Manipulating tsvector

GaussDB(DWS) provides functions and operators that can be used to manipulate documents that are already in tsvector type.

  • tsvector || tsvector

    The tsvector concatenation operator returns a new tsvector which combines the lexemes and positional information of the two tsvectors given as arguments. Positions and weight labels are retained during the concatenation. Positions appearing in the right-hand tsvector are offset by the largest position mentioned in the left-hand tsvector, so that the result is nearly equivalent to the result of performing to_tsvector on the concatenation of the two original document strings. (The equivalence is not exact, because any stop-words removed from the end of the left-hand argument will not affect the result, whereas they would have affected the positions of the lexemes in the right-hand argument if textual concatenation were used.)

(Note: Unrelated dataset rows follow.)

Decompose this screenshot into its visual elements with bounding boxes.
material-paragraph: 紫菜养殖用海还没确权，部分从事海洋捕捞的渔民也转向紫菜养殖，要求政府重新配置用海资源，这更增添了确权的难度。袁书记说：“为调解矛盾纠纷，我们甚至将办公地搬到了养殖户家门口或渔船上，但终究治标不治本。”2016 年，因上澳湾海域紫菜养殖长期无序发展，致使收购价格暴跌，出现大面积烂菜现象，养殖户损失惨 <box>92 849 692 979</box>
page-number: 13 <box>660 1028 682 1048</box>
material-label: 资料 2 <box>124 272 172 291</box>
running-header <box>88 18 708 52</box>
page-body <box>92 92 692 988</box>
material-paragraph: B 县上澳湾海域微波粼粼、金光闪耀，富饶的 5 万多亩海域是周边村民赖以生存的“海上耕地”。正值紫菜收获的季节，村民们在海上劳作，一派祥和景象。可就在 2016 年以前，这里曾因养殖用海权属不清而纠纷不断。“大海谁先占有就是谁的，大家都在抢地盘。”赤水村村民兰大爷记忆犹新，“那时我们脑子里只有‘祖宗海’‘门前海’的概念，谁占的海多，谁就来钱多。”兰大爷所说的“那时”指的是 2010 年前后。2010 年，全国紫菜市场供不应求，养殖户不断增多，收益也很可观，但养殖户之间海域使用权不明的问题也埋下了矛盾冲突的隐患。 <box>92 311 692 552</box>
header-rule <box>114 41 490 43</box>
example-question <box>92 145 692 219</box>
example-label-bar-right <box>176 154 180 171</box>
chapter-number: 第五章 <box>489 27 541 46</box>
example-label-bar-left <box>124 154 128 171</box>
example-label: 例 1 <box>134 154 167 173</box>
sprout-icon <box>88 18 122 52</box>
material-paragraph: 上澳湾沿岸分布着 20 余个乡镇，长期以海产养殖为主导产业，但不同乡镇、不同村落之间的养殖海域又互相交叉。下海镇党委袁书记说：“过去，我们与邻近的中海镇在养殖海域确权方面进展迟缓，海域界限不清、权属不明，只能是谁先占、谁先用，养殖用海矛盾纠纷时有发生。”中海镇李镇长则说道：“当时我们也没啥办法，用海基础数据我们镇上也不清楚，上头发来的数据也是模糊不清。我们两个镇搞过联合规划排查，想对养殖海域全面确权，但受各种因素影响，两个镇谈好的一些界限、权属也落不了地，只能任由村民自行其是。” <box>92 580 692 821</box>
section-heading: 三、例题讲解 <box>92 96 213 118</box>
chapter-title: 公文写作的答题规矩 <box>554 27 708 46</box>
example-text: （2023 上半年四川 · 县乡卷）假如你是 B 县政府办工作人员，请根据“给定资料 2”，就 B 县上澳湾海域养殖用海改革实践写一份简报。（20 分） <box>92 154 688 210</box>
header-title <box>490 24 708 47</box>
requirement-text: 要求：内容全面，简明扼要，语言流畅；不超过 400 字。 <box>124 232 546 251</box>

    One advantage of using concatenation in the tsvector form, rather than concatenating text before applying to_tsvector, is that you can use different configurations to parse different sections of the document. Also, because the setweight function marks all lexemes of the given tsvector the same way, it is necessary to parse the text and do setweight before concatenating if you want to label different parts of the document with different weights.

  • setweight(vector tsvector, weight "char") returns tsvector

    setweight returns a copy of the input tsvector in which every position has been labeled with the given weight, either A, B, C, or D. (D is the default for new tsvectors and as such is not displayed on output.) These labels are retained when tsvectors are concatenated, allowing words from different parts of a document to be weighted differently by ranking functions.

    Important

    Note that weight labels apply to positions, not lexemes. If the input tsvector has been stripped of positions then setweight does nothing.

  • length(vector tsvector) returns integer

    Returns the number of lexemes stored in the vector.

  • strip(vector tsvector) returns tsvector

    Returns a tsvector which lists the same lexemes as the given tsvector, but which lacks any position or weight information. While the returned tsvector is much less useful than an unstripped tsvector for relevance ranking, it will usually be much smaller.